Leisure

Miyazaki and the animated bowl of delights

September 3, 2009


The magic of Hayao Miyazaki is impossible to describe in a straightforward plot summary. I can only write “magic” or “bowl of delights” so many times, and it won’t really give you a feel of what a delight Ponyo truly is. I could say “surprisingly delightful,” but if you are familiar with Miyazaki’s work, you’ll know he excels at creating just such magical worlds of wonder. For the uninitiated, permit me to describe the opening scene:

A Japanese David Bowie, with a little too much rouge on his sallow cheeks—which, though perfectly in keeping with the ostentation of his garishly pinstriped suit and lion-mane of hair, still makes him look a bit like a transvestite—perches above his four-limbed submarine, deep in the ocean. This is an ocean of a child’s dream, or a hippie’s psychedelic nightmare, where jellyfish and the rest of the ocean’s denizens sprout and pop everywhere.

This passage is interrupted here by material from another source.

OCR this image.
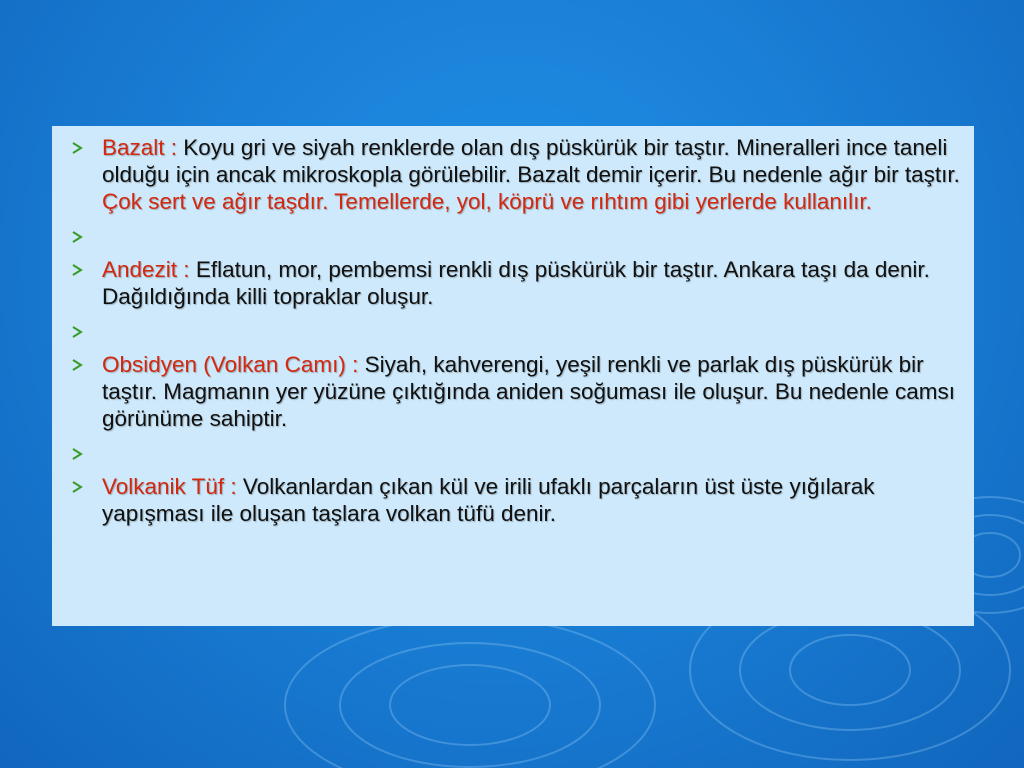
Bazalt : Koyu gri ve siyah renklerde olan dış püskürük bir taştır. Mineralleri ince taneli olduğu için ancak mikroskopla görülebilir. Bazalt demir içerir. Bu nedenle ağır bir taştır. Çok sert ve ağır taşdır. Temellerde, yol, köprü ve rıhtım gibi yerlerde kullanılır.
Andezit : Eflatun, mor, pembemsi renkli dış püskürük bir taştır. Ankara taşı da denir. Dağıldığında killi topraklar oluşur.
Obsidyen (Volkan Camı) : Siyah, kahverengi, yeşil renkli ve parlak dış püskürük bir taştır. Magmanın yer yüzüne çıktığında aniden soğuması ile oluşur. Bu nedenle camsı   görünüme sahiptir.
Volkanik Tüf : Volkanlardan çıkan kül ve irili ufaklı parçaların üst üste yığılarak yapışması ile oluşan taşlara volkan tüfü denir.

A fish with a human face peeks out of the submarine and flees. Tucking herself under one jellyfish (as a duvet), and napping along the way, the as-yet-unnamed character rides a larger jellyfish to the surface. Cue the opening credits.

Did I mention this scene takes place in silence? Don’t worry, the key details are filled in later. The fish, named Ponyo (Noah Cyrus) by a boy (Frankie Jonas) who plucks her from the ocean, is escaping her wizard father (Liam Neeson), and finds love with the boy who rescued her. At the same time, however, the plot details don’t really matter. The story is simple—taking its cues from Hans Christian Anderson’s The Little Mermaid and avoiding the Disney ridiculousness (more on that later)—but it is told with such enthusiasm and joy, the kinds that only a child can muster.

And truly, Miyazaki’s latest film is more like a story told by a child than a film for children. This point is emphasized by its striking and unusual visuals—all bright colors and hand-drawn animation—that, through all of the ostentation, make the working-class seaside of Japan, where the boy lives and Ponyo ends up, feel vividly alive.

Ponyo lacks the narrative force of earlier films by Miyazaki, but it makes up for it with pure, unadulterated whimsy. The darker Princess Mononoke and Howl’s Moving Castle place conflict at the center of their stories, which have a more militaristic tinge. Ponyo is dark, but only to the limits of a child’s imagination. A great flood that overtakes the town much later in the film isn’t supposed to be reminiscent of Hurricane Katrina; the flood instead illustrates the delightful possibilities arising though transformation of the ordinary. We have, by this time, seen the town and the countryside on a normal workday—and so we feel the same sense of wonder that the children feel when, suddenly, fish are living in the boy’s yard!

Ponyo is packed full of such small delightful moments. It’s a shame when the film’s charms are overshadowed by the film’s most glaring weakness—dubbing into English. I don’t know if the dialogue was too literally translated, or if the localizing team was more intent on matching words to the characters’ original mouth movements, but the final product is awkward at times. And wait a minute, David Bowie-san is Liam Niesson? Tina Fey, Matt Damon, Lily Tomlin, Cloris Leachman, Betty White, Cate Blanchett? What are you doing in Japan? Too much starpower occasionally overwhelms this modest and understated movie.

But thankfully, it happens rarely. The horrific remix of the theme song is perhaps the most grating example. Sung by the voices of the leading characters, Cyrus and Jonas—the youngest of two sets of famous Disney siblings—the theme song is an auto-tuned abomination against music. But try to stop yourself from singing as you leave the theater, “Ponyo, Ponyo, Ponyo, tiny little fish / She’s a little fish from the deep blue sea.” It’s as simple as can be, just like childlike wonder—and just as joyous.